In one of the few letters to mention his brother, Voltaire wrote to the abbé Moussinot from Cirey in December 1737 expressing his relief that Armand's lodging and furniture had not been destroyed in the fire as first reported. Perhaps Voltaire had heard rumour of Armand's liaisons with Gabrielle Moulère and her friends since he wanted to discover whether or not he might have married secretly (which would have affected his own project to marry off his niece,the elder Mlle Mignot): "They say that he is heavily involved with in the affair of the convulsionaries ("fort intrigué dans l’affaire des convulsions"). What fanaticism!  Do not have anything to do with such horrible follies!"   In a subsequent letter Voltaire commented that he had accepted his niece's rejection of his proposed suitor with good grace, so that she might appreciate "la différence de mon caractère avec celui d'Arouet".



Death

From this point on Armand Arouet slips almost entirely from view, though his involvement with the Jansenist cause seem to have continued much as before.  After the death of Rochebouët the convulsionaries perhaps transferred more of their activities to his apartment in the Chambre des comptes; ,Montgeron reports two miracles taking place there in 1744 and 1745.  Both involved the administration of sword blows, to which the recipient was rendered miraculously invulnerable.  At the beginning of 1745 an "officer of distinction", a sceptic, was set set upon by four convulsionaries with a sword; he felt the points of the sword but was not wounded (p.724)  A more convoluted story, certified on the following page, involved a former Chef des travaux à l'Armée du Roi, who had fallen and hit his head, then been miraculously cured by sword blows administered by "sisters Félicité, Madeleine, Taïs and  Fanchon Le Moine, who were at M. Arouet's at the time"(p.724-5)

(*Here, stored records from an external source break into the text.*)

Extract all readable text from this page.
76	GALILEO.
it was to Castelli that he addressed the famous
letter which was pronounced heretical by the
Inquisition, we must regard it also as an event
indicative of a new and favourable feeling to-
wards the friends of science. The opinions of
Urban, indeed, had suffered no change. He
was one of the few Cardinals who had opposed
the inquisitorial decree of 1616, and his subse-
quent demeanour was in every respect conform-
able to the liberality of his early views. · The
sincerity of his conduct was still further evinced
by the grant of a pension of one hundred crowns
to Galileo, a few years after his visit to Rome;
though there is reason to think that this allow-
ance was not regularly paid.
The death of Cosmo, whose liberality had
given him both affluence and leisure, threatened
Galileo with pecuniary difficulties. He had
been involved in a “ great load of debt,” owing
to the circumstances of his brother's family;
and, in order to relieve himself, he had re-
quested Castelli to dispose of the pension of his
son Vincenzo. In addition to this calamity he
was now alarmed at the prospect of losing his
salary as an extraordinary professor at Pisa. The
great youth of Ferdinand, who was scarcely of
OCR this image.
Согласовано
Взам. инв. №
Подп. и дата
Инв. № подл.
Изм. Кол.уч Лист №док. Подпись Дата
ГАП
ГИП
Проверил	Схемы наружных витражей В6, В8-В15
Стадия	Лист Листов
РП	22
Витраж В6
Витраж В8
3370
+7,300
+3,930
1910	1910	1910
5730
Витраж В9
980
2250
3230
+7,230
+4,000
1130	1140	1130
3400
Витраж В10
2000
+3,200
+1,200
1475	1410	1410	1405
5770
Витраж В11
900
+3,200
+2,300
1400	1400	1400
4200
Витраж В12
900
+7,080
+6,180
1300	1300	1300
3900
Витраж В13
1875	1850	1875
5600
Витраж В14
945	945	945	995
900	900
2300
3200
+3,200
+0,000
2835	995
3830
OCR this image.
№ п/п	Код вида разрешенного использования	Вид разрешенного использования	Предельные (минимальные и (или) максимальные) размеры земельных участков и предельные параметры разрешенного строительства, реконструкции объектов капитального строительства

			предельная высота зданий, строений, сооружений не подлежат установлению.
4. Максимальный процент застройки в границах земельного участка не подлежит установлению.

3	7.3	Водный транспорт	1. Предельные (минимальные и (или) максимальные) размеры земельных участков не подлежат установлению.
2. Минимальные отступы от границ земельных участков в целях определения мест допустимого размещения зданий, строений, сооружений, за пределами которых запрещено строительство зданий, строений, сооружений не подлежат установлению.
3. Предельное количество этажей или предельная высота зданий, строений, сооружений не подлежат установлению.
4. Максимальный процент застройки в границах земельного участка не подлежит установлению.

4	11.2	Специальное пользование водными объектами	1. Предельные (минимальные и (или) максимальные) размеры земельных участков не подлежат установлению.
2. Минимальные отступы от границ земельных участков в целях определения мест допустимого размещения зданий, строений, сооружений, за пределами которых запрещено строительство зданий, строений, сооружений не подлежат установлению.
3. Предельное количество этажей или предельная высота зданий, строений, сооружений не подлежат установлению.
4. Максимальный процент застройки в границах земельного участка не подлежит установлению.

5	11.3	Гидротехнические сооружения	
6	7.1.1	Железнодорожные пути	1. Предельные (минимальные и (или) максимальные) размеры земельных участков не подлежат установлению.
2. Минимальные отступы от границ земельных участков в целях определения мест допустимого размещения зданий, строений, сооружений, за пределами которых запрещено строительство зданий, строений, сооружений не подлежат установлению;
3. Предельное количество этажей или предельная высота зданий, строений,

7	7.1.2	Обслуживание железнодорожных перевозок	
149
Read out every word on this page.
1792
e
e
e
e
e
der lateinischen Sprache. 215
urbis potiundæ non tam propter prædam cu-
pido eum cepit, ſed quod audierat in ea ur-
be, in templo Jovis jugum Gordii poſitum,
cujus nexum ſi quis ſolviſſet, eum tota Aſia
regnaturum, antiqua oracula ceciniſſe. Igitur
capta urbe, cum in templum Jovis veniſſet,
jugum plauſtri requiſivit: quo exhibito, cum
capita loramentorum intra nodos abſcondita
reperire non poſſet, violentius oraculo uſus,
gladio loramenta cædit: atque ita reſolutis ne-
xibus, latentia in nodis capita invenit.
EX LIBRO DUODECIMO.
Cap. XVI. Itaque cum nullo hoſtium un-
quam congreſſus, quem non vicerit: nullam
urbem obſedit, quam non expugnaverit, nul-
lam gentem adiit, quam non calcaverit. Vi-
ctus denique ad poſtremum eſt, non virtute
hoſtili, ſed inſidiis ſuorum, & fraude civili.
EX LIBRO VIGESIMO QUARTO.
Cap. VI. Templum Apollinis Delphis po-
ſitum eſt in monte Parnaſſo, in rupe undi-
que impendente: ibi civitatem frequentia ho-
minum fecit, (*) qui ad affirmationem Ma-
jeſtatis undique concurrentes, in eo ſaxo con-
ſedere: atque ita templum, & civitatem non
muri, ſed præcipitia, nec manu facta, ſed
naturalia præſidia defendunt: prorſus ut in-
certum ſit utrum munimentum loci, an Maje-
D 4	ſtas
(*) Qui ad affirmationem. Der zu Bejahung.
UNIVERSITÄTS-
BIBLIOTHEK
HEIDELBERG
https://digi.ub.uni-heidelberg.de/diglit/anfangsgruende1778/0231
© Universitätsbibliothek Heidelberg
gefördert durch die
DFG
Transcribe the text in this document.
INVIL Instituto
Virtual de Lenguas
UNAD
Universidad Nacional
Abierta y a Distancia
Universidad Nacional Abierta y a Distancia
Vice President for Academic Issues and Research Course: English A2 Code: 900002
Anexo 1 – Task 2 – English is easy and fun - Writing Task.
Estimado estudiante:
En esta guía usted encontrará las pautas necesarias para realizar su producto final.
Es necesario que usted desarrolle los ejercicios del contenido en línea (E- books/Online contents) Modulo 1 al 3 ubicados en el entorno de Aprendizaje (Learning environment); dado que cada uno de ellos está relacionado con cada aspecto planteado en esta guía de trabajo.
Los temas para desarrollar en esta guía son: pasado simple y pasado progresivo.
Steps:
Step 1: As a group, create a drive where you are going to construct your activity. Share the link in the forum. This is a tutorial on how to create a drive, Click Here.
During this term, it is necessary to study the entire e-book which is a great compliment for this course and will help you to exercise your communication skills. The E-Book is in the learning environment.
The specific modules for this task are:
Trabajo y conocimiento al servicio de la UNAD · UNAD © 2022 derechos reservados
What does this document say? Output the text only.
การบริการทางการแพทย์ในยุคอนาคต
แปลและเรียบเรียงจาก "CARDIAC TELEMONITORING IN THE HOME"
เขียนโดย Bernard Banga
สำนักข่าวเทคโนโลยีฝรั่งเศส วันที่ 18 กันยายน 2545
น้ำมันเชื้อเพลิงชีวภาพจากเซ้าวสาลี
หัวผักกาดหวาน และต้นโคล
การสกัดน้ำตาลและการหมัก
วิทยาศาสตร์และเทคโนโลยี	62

Armand died in his rooms in the Chambre des Comptes on 18th February 1745 at the age of almost sixty, probably from complications of a bad leg;  the funeral was held the next day in the Church of Saint-Barthélémy where Arouet père  lay buried.  Voltaire was his inheritor and signed the acte de décès: " Francois Marie Arouette (sic) de Voltaire, bourgeois de Paris, demeurant rue Saint-Honoré, in the parish of Sainte-Madeleine" (signed "f.m. arouet de voltaire").  In Voltaire's correspondence for 1745 there is no mention.


References

Louis Basile Carré de Montgeron, La vérité des miracles opérés par l'intercession de monsieur de Paris  vol.3(1747)
https://books.google.co.uk/books?id=2TVSAAAAcAAJ&printsec=frontcover#v=onepage&q&f=false

A. Gazier, "Le frère de Voltaire", Revue des Deux Mondes, vol.32 (1906) 615-
https://fr.wikisource.org/wiki/Le_Fr%C3%A8re_de_Voltaire_1685-1745)

Gustave Desnoiresterres, Voltaire et la société française au XVIIIe siècle  Vol. 2: Voltaire au Château de Cirey. (1868).
https://books.google.co.uk/books?id=FQsCswEACAAJ&source=gbs_navlinks_s

The novelist Jean-Claude Bologne has written a fictionalised  biography of Armand,  Le frère à la bague (1999).